La consapevolezza, l’informazione e la responsabilità sono per la Treffiletti concetti chiave per un uso lecito del web. «Se dobbiamo alzarci davanti a una platea e scontrarci con qualcuno – ha chiarito – ci ragioniamo, prendiamo coraggio e poi parliamo. Questi passaggi implicano un’assunzione di responsabilità che i ragazzi devono compiere anche se sono davanti a una tastiera dove tutto sembra più leggero e meno impegnativo».

Ma la sensibilizzazione delle nuove generazioni, così affini agli strumenti informatici, passa necessariamente attraverso gli educatori. La polizia collabora con le scuole per formare i docenti e incontra regolarmente i ragazzi spiegando i segreti dello strumento. «Prendere da facebook la foto di una persona e poi aprire con quella un nuovo profilo è un reato – spiega la poliziotta – ed è uno dei metodi usati dai pedofili per adescare le vittime on line. Insultare qualcuno su una pagina spotted è un reato, inserire in rete dati e utenze di altre persone è un altro reato».

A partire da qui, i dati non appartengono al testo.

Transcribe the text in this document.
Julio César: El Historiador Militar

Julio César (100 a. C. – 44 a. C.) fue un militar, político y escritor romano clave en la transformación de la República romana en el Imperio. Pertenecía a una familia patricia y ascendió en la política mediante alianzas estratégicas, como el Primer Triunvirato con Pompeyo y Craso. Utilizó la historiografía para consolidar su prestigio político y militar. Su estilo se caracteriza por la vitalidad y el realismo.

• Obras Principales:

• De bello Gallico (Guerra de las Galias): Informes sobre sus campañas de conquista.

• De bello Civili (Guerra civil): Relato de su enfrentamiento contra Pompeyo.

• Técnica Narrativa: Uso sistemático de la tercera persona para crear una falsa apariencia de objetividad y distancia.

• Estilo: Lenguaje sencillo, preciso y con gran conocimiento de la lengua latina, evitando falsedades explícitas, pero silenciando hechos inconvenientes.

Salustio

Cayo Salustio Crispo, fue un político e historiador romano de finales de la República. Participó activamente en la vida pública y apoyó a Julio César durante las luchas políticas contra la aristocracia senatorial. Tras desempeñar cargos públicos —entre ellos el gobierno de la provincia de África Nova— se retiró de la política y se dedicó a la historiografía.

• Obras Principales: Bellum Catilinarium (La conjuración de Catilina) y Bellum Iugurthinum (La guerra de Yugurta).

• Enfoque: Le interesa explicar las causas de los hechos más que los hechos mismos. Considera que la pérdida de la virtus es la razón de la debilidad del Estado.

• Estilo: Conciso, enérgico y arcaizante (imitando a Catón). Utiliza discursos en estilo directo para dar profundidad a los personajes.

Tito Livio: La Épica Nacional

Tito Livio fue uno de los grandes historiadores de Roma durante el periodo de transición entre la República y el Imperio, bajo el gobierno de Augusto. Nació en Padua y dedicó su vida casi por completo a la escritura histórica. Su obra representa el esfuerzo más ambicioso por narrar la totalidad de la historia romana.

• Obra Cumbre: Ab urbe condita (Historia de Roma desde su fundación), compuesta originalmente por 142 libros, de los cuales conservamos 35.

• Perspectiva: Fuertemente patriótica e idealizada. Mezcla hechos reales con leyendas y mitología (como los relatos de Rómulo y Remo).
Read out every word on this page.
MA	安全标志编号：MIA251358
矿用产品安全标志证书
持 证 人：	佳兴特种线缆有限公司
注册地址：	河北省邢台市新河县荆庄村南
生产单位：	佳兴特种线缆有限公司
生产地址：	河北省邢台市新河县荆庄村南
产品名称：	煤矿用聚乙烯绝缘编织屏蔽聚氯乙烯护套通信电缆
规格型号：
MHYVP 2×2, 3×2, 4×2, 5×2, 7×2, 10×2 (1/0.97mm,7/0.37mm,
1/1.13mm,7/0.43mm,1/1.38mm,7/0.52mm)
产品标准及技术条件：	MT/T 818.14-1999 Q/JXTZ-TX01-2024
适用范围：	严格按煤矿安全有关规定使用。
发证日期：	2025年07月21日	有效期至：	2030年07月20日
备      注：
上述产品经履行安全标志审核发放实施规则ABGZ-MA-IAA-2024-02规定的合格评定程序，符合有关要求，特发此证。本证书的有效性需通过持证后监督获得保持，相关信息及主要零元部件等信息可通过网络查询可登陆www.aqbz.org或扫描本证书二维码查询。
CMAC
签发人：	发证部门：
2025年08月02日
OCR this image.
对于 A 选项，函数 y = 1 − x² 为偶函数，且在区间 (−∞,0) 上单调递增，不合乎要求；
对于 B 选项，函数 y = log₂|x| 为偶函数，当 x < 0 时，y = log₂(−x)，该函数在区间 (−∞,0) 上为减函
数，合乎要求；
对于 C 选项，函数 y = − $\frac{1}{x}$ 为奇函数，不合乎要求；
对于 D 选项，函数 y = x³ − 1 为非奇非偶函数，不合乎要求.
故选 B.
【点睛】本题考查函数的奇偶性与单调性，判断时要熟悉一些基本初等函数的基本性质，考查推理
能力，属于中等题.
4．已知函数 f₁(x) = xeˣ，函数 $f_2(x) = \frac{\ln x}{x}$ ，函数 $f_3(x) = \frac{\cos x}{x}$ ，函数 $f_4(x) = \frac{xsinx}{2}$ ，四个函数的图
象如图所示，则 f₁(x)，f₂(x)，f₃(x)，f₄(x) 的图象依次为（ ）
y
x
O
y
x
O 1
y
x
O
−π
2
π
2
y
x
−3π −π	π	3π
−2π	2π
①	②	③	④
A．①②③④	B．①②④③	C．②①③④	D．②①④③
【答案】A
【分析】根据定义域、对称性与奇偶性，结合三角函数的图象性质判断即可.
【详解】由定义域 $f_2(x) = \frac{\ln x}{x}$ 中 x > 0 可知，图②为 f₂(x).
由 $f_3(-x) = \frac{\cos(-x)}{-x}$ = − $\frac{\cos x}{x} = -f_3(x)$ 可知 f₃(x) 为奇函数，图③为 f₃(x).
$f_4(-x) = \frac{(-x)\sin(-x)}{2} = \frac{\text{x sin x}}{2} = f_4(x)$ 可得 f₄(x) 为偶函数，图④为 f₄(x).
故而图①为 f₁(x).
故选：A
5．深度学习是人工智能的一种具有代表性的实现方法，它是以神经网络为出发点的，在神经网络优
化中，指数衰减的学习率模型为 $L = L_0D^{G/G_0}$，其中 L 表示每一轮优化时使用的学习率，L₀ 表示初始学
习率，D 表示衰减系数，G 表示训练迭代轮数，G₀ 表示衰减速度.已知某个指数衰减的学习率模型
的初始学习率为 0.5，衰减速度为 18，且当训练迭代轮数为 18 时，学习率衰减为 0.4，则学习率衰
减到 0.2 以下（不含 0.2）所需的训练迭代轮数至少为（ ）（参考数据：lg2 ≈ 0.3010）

Le bacheche on line, insomma, non hanno nulla di diverso dalla vita reale, per la giustizia. E le conseguenze possono essere cause civili o denunce penali per diffamazione, violazione della privacy, uso illecito di dati altrui. Tanto per restare sul tema delle scuole, aprire una pagina con il nome dell’istituto, nel caso la catena di commenti degenerasse, potrebbe autorizzare la scuola a chiedere i danni.

«Ognuno risponde di quello che fa – chiarisce la Treffiletti – ma prima di lanciare un sasso i ragazzi devono pensare a dove si può concludere la traiettoria. Pagine spotted sulle scuole rischiano spesso di degenerare». Informazioni sull’argomento sono sul portale dell’ufficio scolastico regionale (progetto ”Web in cattedra”) e sul sito della Polizia di stato.